Since construction began on the Calaveras Dam Replacement Project in 2011, the Sunol Valley Water Treatment Plant (SVWTP) has had difficulty treating local water sources from Calaveras and San Antonio reservoirs during periodic shutdowns of the Hetch Hetchy aqueduct for planned maintenance and seismic upgrades. The exact cause of the challenging conditions remains unclear but they may be related to turbidity and increased algal growth due to the 60% reduction in water levels needed to ensure dam safety during the seismic upgrades of Calaveras Dam.
In early 2017, the 19-mile Mountain Tunnel portion of the Hetch Hetchy aqueduct was shut down for inspection and maintenance, effectively isolating drinking water supplies to 2.6 million Bay Area residences and businesses for up to 90 days. Because Alameda County and peninsula water supplies will be limited to stored water and local runoff, Stillwater Sciences was contracted to review an existing Algae Monitoring and Mitigation Plan (AMMP) as well as operating procedures in order to develop appropriate response and mitigation measures to altered water quality conditions in Calaveras and other water supply reservoirs.
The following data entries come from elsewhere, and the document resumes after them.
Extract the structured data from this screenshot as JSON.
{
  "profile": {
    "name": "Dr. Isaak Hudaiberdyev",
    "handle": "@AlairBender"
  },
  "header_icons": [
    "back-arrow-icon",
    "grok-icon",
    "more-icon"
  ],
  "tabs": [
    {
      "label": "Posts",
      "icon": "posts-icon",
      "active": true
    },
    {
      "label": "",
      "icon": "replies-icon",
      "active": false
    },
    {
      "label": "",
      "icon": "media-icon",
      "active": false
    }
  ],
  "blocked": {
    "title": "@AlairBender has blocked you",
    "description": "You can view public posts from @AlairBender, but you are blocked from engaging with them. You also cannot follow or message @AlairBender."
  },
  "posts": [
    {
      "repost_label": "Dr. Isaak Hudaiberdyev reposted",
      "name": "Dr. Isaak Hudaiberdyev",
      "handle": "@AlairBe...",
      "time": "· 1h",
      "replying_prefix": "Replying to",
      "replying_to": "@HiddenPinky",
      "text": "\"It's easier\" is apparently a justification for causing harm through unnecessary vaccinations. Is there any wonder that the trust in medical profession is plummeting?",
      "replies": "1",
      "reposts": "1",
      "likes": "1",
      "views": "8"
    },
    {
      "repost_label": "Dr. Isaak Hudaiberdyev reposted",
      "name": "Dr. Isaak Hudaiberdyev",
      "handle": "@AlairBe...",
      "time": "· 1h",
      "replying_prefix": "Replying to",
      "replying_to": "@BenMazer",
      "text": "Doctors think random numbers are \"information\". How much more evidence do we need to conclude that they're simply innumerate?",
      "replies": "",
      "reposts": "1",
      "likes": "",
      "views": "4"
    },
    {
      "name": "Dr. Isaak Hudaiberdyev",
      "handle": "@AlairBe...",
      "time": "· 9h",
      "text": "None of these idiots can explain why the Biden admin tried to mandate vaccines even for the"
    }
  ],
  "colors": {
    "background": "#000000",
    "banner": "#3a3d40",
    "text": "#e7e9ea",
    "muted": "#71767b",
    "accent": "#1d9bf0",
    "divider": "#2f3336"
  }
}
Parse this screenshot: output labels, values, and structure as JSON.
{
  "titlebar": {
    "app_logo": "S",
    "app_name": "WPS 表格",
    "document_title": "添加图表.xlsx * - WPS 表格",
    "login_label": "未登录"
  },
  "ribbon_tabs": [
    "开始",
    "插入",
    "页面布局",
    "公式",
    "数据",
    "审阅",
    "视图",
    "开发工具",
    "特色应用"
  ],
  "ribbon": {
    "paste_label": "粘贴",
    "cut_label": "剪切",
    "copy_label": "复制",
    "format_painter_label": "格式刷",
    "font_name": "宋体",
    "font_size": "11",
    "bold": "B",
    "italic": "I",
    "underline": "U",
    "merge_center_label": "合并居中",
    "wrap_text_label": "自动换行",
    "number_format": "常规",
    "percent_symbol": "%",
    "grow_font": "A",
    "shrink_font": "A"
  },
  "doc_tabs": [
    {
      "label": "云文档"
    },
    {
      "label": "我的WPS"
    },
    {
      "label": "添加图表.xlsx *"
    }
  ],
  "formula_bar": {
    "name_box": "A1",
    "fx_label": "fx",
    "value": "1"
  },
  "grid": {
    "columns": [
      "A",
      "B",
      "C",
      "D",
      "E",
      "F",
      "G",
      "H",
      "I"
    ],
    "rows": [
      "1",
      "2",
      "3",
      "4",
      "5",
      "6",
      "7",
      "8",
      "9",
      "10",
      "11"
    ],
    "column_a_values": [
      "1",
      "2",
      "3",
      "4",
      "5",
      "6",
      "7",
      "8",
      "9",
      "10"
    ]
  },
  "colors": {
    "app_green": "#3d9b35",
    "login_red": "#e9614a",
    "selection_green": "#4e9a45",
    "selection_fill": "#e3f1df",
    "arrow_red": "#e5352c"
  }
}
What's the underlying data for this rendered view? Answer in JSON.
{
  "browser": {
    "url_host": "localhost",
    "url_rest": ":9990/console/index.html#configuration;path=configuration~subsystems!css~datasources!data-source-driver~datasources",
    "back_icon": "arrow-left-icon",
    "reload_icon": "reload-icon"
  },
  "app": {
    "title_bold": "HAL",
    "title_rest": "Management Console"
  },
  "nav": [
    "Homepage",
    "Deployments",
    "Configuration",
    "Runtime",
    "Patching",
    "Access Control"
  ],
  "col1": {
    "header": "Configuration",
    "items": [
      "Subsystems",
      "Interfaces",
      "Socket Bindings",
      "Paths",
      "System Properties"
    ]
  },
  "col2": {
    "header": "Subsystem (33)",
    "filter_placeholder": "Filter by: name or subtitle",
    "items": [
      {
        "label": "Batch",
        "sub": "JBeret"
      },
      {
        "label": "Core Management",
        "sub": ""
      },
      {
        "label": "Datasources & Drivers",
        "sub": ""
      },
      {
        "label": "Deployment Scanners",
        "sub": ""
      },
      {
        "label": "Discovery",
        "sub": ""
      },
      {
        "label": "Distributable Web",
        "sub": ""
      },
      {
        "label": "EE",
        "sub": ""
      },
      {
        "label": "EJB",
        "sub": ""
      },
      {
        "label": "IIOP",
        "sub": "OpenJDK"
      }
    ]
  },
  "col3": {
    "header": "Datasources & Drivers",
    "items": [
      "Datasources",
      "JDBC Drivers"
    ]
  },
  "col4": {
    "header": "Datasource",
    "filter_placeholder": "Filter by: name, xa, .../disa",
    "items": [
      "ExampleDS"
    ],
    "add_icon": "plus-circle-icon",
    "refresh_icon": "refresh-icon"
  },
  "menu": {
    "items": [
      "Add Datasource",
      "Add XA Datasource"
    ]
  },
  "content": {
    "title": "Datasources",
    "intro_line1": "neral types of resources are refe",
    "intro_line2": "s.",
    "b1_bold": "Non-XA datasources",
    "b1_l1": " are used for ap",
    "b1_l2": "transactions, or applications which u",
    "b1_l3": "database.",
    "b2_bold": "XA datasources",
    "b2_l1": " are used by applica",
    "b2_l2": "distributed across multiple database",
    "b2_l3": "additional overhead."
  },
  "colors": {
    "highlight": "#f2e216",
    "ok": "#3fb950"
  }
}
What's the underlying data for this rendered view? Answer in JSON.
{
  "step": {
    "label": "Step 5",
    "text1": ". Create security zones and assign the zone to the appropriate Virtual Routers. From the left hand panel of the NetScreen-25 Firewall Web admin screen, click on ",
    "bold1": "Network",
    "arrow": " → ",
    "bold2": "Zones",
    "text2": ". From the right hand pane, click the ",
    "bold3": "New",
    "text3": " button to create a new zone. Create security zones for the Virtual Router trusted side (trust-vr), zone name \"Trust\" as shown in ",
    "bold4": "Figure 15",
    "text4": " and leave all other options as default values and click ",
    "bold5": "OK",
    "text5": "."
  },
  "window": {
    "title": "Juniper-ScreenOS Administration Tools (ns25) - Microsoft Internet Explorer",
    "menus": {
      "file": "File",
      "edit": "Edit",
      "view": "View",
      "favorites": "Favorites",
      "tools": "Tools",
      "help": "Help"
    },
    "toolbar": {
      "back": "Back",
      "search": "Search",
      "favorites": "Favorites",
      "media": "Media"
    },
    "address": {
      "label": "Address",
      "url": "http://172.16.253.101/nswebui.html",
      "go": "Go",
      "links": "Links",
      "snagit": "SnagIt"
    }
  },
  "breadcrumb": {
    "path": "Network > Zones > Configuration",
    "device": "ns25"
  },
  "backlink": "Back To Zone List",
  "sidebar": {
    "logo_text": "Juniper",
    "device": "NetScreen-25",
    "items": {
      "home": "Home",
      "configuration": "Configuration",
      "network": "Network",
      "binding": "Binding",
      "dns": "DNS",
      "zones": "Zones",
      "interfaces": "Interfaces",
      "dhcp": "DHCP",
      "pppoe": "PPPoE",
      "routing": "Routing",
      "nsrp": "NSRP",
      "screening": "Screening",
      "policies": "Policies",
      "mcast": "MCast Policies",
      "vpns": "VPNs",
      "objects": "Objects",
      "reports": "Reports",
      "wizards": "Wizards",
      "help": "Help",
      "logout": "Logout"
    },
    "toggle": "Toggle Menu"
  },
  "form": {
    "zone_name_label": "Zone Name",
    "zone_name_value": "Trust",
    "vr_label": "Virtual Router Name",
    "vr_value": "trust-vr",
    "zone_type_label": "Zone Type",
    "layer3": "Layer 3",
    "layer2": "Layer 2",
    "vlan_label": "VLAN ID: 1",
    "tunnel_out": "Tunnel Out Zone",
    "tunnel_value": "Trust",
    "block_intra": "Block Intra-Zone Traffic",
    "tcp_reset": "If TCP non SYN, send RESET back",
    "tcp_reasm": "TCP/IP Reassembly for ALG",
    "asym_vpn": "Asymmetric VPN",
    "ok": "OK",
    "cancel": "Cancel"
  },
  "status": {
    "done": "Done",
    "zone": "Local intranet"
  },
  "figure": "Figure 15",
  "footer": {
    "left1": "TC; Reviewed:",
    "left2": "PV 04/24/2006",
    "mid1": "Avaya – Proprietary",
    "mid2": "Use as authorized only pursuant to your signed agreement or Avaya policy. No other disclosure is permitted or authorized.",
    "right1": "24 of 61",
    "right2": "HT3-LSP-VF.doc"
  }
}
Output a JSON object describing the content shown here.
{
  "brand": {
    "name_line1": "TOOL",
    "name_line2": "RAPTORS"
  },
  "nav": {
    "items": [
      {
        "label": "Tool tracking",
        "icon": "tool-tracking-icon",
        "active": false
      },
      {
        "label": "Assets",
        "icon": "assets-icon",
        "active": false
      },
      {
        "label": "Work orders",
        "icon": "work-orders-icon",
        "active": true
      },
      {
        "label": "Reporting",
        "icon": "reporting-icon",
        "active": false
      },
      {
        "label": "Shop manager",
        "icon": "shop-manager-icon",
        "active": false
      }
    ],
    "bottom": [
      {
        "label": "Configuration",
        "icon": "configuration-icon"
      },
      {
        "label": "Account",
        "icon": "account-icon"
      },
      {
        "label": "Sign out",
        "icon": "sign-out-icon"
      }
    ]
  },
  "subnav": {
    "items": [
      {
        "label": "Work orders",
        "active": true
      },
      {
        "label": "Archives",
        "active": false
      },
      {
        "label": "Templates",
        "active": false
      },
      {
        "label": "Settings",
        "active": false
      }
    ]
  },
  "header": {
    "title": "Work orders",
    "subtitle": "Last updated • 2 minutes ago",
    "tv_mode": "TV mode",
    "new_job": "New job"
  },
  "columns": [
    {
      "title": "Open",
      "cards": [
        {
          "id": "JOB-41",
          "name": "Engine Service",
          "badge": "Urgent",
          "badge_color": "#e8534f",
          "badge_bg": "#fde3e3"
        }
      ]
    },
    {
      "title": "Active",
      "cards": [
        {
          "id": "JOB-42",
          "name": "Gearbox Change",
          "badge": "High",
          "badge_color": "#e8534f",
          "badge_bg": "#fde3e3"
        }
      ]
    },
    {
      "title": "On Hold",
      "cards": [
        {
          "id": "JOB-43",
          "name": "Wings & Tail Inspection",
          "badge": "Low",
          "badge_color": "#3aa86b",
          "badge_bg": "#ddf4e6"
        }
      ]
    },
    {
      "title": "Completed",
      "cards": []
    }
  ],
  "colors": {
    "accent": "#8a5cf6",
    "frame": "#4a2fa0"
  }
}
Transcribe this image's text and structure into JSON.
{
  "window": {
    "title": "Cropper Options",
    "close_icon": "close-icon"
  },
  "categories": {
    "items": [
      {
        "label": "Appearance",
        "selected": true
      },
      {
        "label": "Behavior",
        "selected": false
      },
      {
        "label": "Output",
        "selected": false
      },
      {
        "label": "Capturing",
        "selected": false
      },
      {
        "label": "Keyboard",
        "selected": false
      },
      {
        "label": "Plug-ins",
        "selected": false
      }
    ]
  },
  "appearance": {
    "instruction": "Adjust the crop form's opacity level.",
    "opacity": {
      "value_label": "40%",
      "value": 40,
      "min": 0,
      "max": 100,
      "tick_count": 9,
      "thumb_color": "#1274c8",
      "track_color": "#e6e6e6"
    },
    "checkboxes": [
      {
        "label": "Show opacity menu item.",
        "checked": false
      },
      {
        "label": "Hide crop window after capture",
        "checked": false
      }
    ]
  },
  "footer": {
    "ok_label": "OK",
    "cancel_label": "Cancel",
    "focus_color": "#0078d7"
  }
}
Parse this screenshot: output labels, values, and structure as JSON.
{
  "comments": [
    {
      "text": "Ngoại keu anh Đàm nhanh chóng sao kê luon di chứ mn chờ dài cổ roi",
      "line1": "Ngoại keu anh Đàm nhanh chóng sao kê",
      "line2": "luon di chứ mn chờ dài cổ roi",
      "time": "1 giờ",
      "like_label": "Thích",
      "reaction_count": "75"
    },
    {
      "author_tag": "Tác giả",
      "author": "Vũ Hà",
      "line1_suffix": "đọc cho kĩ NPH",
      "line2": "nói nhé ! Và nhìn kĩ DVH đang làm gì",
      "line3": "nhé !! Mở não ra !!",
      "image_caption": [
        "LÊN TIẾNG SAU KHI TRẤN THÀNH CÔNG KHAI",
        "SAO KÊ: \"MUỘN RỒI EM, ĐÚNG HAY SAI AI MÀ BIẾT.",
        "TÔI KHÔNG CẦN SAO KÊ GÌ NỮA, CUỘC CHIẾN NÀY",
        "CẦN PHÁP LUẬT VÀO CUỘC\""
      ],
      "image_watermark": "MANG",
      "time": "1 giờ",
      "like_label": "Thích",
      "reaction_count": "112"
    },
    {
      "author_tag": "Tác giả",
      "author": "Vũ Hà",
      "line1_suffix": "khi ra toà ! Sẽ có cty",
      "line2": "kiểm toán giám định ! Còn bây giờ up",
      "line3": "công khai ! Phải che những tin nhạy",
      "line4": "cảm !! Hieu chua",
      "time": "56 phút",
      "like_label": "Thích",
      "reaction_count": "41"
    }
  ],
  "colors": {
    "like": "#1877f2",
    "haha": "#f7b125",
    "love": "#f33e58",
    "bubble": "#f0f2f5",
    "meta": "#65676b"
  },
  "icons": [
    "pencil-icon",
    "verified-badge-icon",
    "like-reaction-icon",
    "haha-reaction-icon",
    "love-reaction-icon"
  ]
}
To develop management recommendations, Stillwater is assessing reservoir conditions, including nutrients, turbidity, algae bloom history associations with taste and odor complaints, as well as treatment effectiveness of approved algaecides. In the end, improving overall reservoir circulation may improve water quality for the water system during the largescale construction.
In future phases of work, Stillwater will provide recommendations for updates to the AMMP, address cyanotoxin risks in finished water, as well as recommending algae monitoring and prevention approaches that utilize new algal surveillance techniques.